David Long. My brother in law. I didn't know him as a lawyer; I knew him as a husband and father, as one of the family. We learned not long before his death how accomplished he really was as a lawyer for the Justice Department. As the Attorney General told us, they were quite remarkable. Let it be noted that his sense of honor was extraordinary, particularly in an age when honor is little valued.

A few months before he died, as his cancer had advanced far enough that we knew that death would soon come, his daughter Kathryn asked his friends and family to write what they would remember about him. This is how I remember him:
A man enthusiastic. David has had his enthusiasms, which he has pursued with contagious joy. His version of 'This Old Man' was one. A great idea, splendidly made real. His life-long love of 'The Grateful Dead' is another. I treasure his CDs of material from his vast collection. He's educated me about the 'Dead.' Just this morning, in fact, they played 'Touch of Gray' on the radio. I thought: David. And remembered his enthusiasm when it first came out. Good song. Great band. A fine guy.
The consummate host. At family events, he has always made sure I knew where the beer was and had one in hand. More than that, he has ensured that the beer at hand was something I would like. I've never thanked him for that, but it has always been appreciated, as has the courtesy with which he treats everyone who comes as a guest to his home. This is, to him, a duty and, it seems, a pleasure.

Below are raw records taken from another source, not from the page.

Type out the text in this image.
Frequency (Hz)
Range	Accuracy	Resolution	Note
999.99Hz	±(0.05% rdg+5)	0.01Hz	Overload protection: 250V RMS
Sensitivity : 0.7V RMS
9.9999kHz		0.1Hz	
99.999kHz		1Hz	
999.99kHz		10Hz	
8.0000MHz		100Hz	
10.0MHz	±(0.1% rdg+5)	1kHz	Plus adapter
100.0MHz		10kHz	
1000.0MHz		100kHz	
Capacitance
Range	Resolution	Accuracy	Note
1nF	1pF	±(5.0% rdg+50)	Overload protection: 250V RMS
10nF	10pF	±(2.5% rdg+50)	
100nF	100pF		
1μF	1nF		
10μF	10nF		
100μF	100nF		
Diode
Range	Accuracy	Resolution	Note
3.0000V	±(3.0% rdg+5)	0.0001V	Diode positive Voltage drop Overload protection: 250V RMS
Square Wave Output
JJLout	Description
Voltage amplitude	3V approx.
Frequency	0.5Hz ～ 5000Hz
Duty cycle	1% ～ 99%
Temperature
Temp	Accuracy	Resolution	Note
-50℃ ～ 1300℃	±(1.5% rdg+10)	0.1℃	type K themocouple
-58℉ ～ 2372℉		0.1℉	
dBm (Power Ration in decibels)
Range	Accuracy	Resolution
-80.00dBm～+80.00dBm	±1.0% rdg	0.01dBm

The Wee Beastie Feastie Host. David was the Swanson version of Johnny Carson. Relaxed, charming, funny. The master. Great.

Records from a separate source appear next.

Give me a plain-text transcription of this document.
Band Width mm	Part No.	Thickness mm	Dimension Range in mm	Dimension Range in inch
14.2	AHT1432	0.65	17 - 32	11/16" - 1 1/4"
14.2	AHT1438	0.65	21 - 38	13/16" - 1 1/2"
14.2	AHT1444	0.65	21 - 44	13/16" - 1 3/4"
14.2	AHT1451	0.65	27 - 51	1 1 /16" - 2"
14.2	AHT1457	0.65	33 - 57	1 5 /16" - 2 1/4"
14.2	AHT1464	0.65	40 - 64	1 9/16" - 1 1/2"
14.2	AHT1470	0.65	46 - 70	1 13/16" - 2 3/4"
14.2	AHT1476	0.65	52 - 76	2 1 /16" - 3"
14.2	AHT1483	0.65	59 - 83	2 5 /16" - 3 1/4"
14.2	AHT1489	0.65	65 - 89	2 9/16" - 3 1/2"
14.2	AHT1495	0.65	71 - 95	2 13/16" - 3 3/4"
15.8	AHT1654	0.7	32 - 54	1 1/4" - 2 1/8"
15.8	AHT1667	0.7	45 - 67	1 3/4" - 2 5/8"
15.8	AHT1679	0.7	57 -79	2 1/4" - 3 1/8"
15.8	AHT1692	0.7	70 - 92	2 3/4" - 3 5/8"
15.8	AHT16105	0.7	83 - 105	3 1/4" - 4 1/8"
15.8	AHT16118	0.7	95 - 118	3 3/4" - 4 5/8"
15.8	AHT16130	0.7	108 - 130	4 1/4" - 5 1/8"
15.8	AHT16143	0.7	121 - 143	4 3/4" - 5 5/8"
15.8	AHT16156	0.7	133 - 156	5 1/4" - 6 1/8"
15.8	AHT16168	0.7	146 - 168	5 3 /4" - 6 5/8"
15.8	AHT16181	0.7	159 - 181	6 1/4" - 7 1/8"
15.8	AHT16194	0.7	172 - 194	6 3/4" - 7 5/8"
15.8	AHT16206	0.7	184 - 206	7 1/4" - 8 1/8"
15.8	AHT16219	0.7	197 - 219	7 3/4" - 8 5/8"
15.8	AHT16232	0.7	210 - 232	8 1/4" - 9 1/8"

One of the '51s. He launched the club at our rehearsal dinner, an event caught on tape. The skit is an indelible part of family history. As I remember it, he came up with most of the jokes. The '51s became a group because of that skit; I'm thankful to be a part of it.
A better man than he thinks himself to be. This is a man modest about his talents and his accomplishments. Like most of us, I suspect he has never achieved as much as he hoped. But he has done a lot, more than I think he realizes. Some examples:
He's a fair guitar player, but a gifted song writer. 'Poor Richard Nixon" is, after all, a minor classic.
A major accomplishment: His kids. Grown and growing, they are people to be proud of.
Another accomplishment: "The Big Vince"; the tournament for Vince Terlep. This is no small thing, not just for the effort it has taken to get it going and keep it going, but for what it says about friendship, the friendship David had for Vince.
Professional accomplishments: I don't know enough about what he did professionally, except that he took pride in doing it and did it well. I do know that David had a career given to public service, though better money could be found outside government. I envy him that.
David died at the beginning of August, after having suffered more pain than anyone I have known. It was fortunate for me that I was able to spend several evening with him in his last month. I think I helped him; I know he helped me.

Nick Robertshaw. Nick was a good friend whom I knew for many, many years. He died suddenly--shockingly--when his heart gave out at the end of October. We were stunned. He was the best musician Foggy Bottom Morris ever had and a wonderful, joyous singer. In fact, you could feel joy in everything he did, whether it was singing a slightly naughty song, drinking a good beer, picking mushrooms along a trail, or just watching a thunderstorm from his porch. As with the others lost this year, my picture of the man became broader once people began to tell how they knew him. You would do well to spend some time at the Nick Robertshaw wiki, if you have not yet done so, to learn more about this extraordinary man. Two months later, I have yet to take the full measure of his loss. I fear there is a bucket of tears waiting to fall before I do.

With Nick, and with the others, I learned more about them after they left from others still on the train. It was true of my father and mother after they died. Each time someone leaves, you realize how much you did not know about them, how much of their history was hidden and, to you, lost. For me, these four people have found their stop. For me, their ride is over, their story is finished. It feels like we were just getting to the good part.